2018/09/12 国立遺伝学研究所
A tRNA-based multiplex sgRNA expression system in zebrafish and its application to generation of transgenic albino fish.
Tomoya Shiraki and Koichi Kawakami
Scientific Reports 8, Article number: 13366 (2018) DOI:10.1038/s41598-018-31476-5
CRISPR/Cas9システムの開発により、ゼブラフィッシュを含む様々な生物種において簡便かつ迅速にゲノム編集を行うことが可能になりました。さらにトランスジェニックフィッシュにおいてCas9遺伝子とsgRNAを発現させ、組織特異的に変異を導入する方法が開発されてきました。しかしながらこれまでの方法では、Cas9による二重鎖切断ののちに非相同末端結合により変異が作製されるため、その変異が必ずしも遺伝子の機能破壊を引き起こさないという問題がありました。
情報・システム研究機構 国立遺伝学研究所の白木知也 特任研究員と川上浩一 教授の研究グループは、この遺伝子の破壊効率を上げ、さらに複数の遺伝子を同時に破壊するために、複数のsgRNAを一つの転写産物から効率よく産生する手法をゼブラフィッシュにおいて開発しました。さらにこの方法を利用して黒色の色素がなくなるアルビノのトランスジェニックゼブラフィッシュ(Tg-albino)を作出することに成功しました。
本研究では、複数のsgRNAとtRNAを連結した前駆体RNAをトランスジェニックゼブラフィッシュに導入しました。すべての細胞はtRNAのプロセシング機構をもっており、tRNA部分が前駆体RNAから切り出される際に、複数の各々のsgRNAが産生されることを示しました。また私たちは実際に、ゼブラフィッシュのアルビノ遺伝子に対する3種類のsgRNAとtRNAを連結した前駆体RNA、およびCas9遺伝子を発現するトランスジェニック個体においてアルビノの表現型が観察されることを見出しました。

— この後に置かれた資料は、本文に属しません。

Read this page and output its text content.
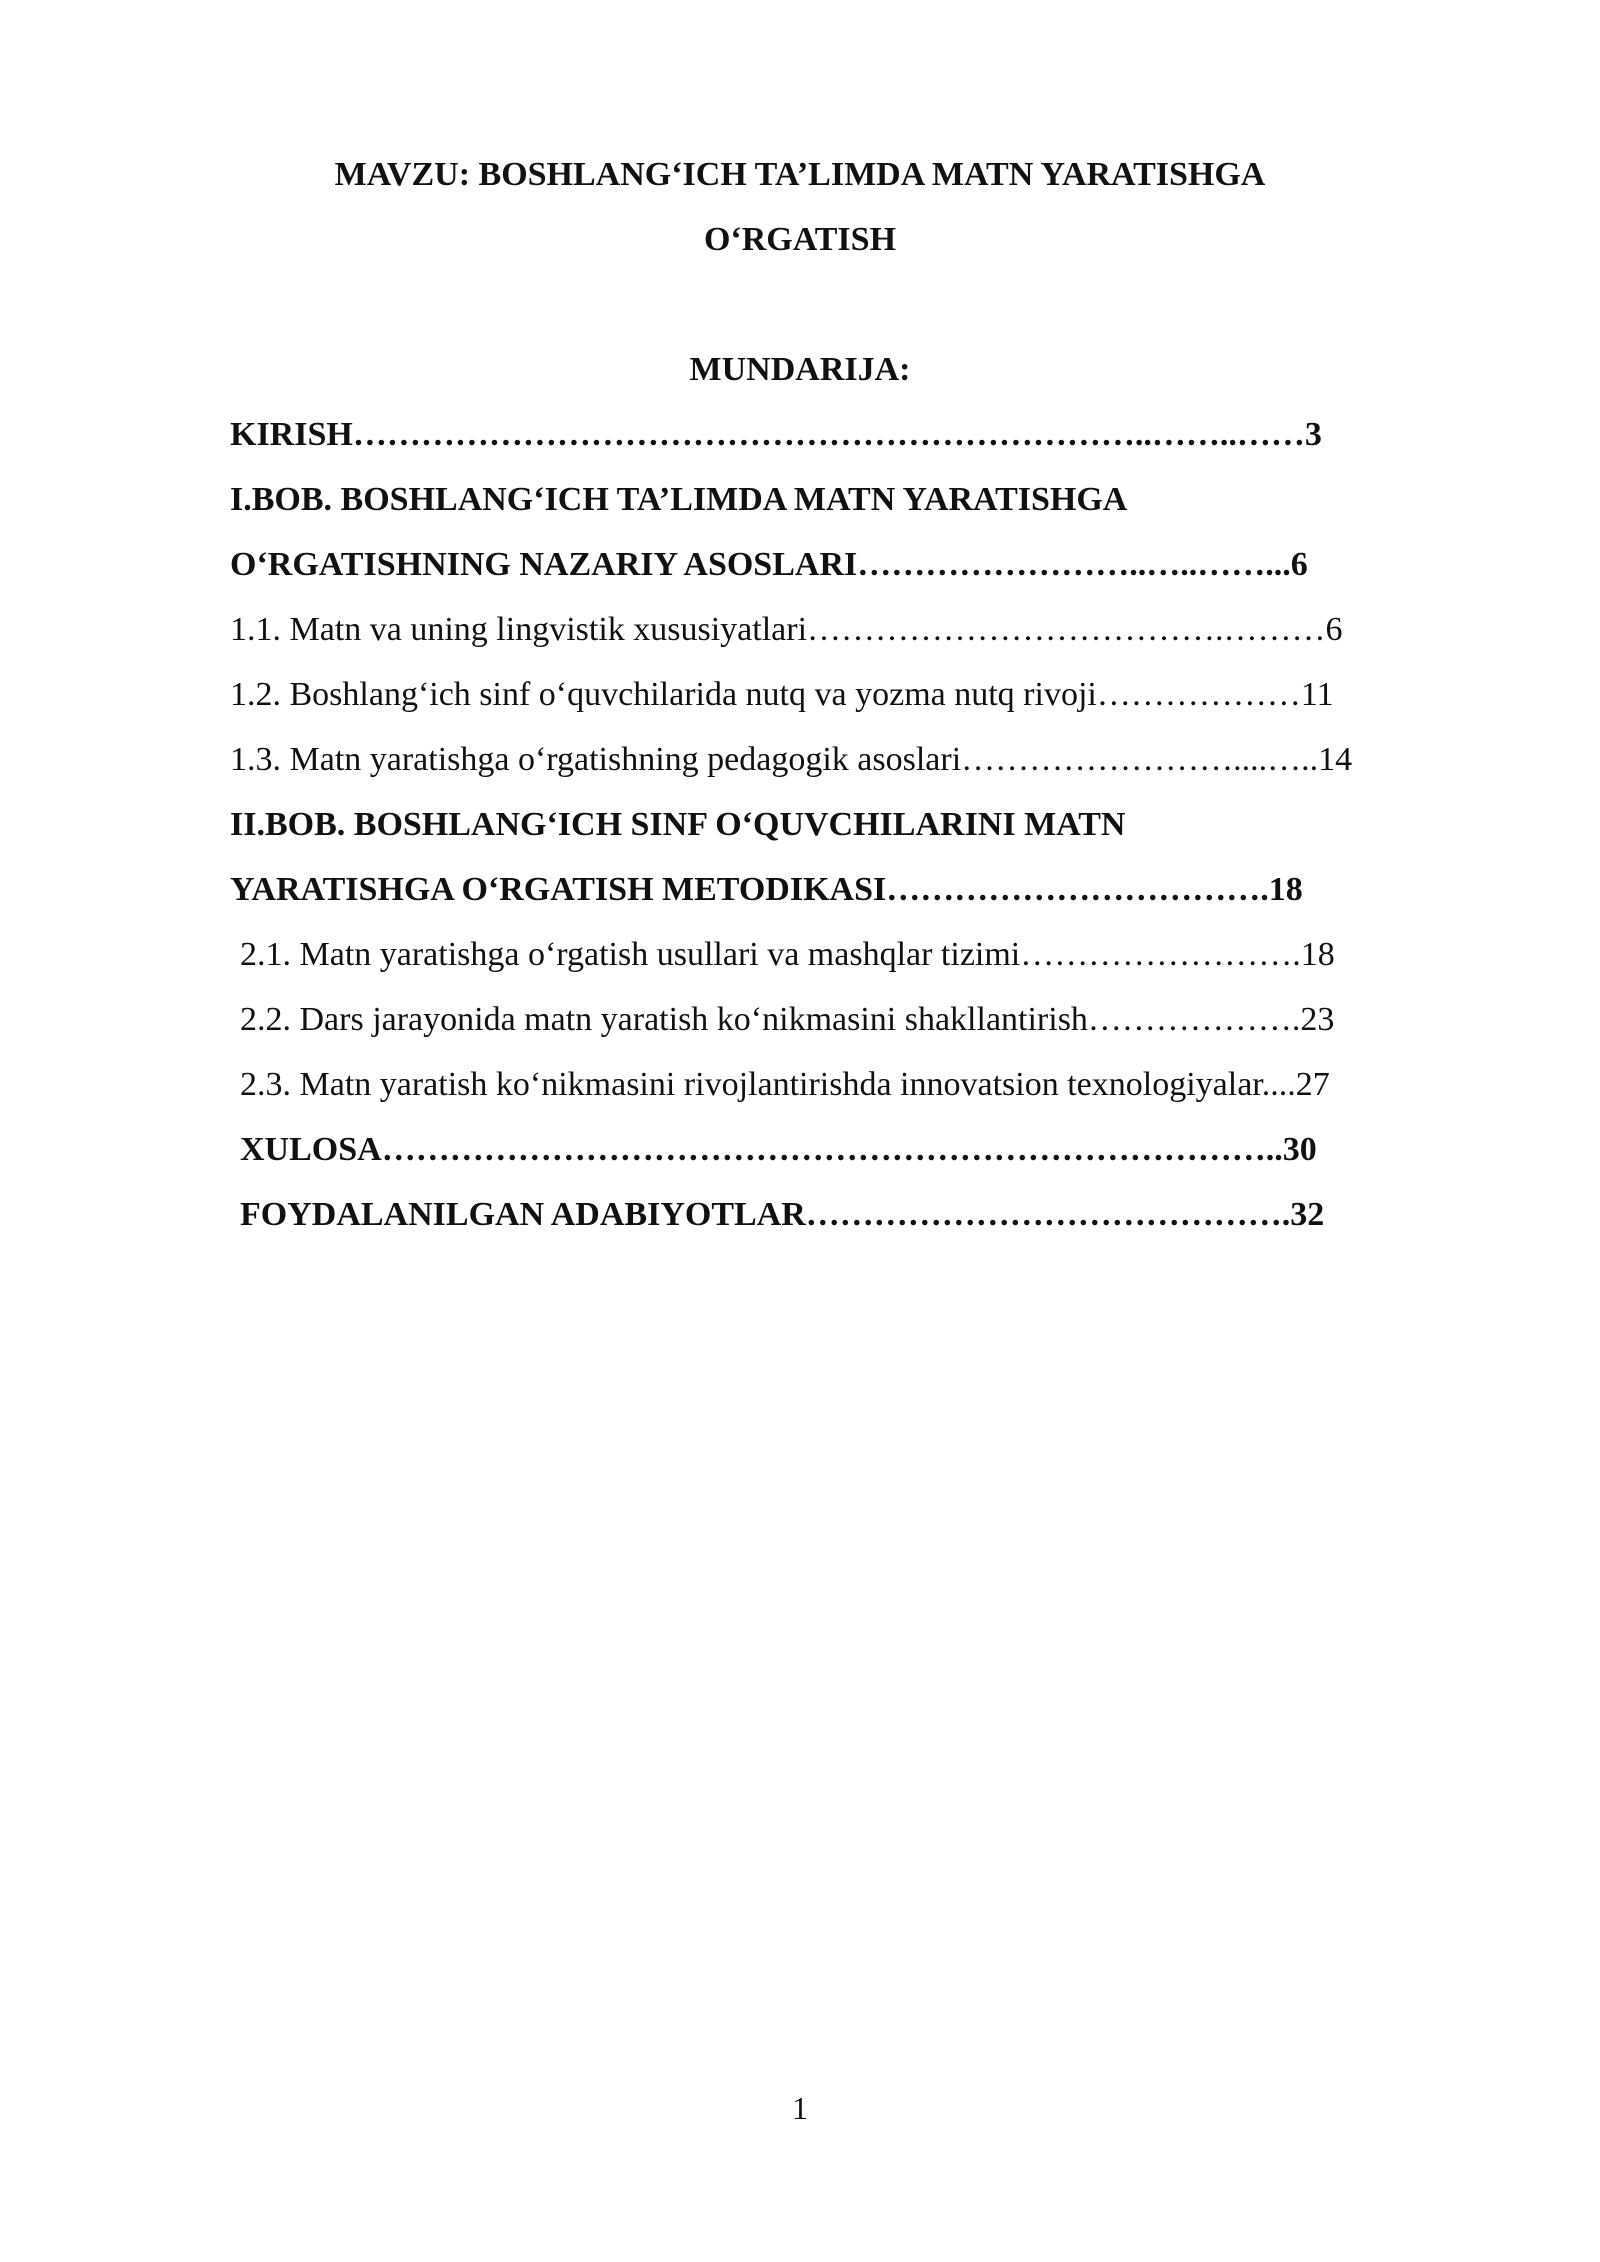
MAVZU: BOSHLANG‘ICH TA’LIMDA MATN YARATISHGA
O‘RGATISH
MUNDARIJA:

KIRISH……………………………………………………………..……..……3

I.BOB. BOSHLANG‘ICH TA’LIMDA MATN YARATISHGA

O‘RGATISHNING NAZARIY ASOSLARI……………………..…..……...6

1.1. Matn va uning lingvistik xususiyatlari……………………………….………6

1.2. Boshlang‘ich sinf o‘quvchilarida nutq va yozma nutq rivoji………………11

1.3. Matn yaratishga o‘rgatishning pedagogik asoslari……………………....…..14

II.BOB. BOSHLANG‘ICH SINF O‘QUVCHILARINI MATN

YARATISHGA O‘RGATISH METODIKASI…………………………….18

2.1. Matn yaratishga o‘rgatish usullari va mashqlar tizimi…………………….18

2.2. Dars jarayonida matn yaratish ko‘nikmasini shakllantirish……………….23

2.3. Matn yaratish ko‘nikmasini rivojlantirishda innovatsion texnologiyalar....27

XULOSA……………………………………………………………………..30

FOYDALANILGAN ADABIYOTLAR…………………………………….32

1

本手法を用いることにより、組織・時期特異的に複数の遺伝子を高効率で破壊することが可能になると考えられ、今後のゼブラフィッシュを用いた遺伝学研究の推進につながると期待されます。
本研究は科研費補助金(JP15H02370, JP16K20983, JP16H01651, JP18H04988)、日本医療研究開発機構ナショナルバイオリソースプロジェクトおよびナショナルバイオリソースプロジェクトゲノム情報等整備プログラムの支援を受けて行われました。
図:(A) tRNAのプロセシングを利用した複数sgRNAの発現方法の概略。 (B) アルビノトランスジェニックフィッシュ(Tg-albino)作製用コンストラクト。albino (slc45a2) 遺伝子に対する3種類のsgRNAを発現する。(C-E) Tg-albinoでは黒色素が消失し、色素合成阻害剤(PTU)処理個体や黒色素細胞のできないnacre変異体と同程度に透明になる。 (C) 三日齢のTg-albino系統。(D)成魚のTg-albino系統。(E) 五日齢のTg-albino系統におけるGFP蛍光イメージ像。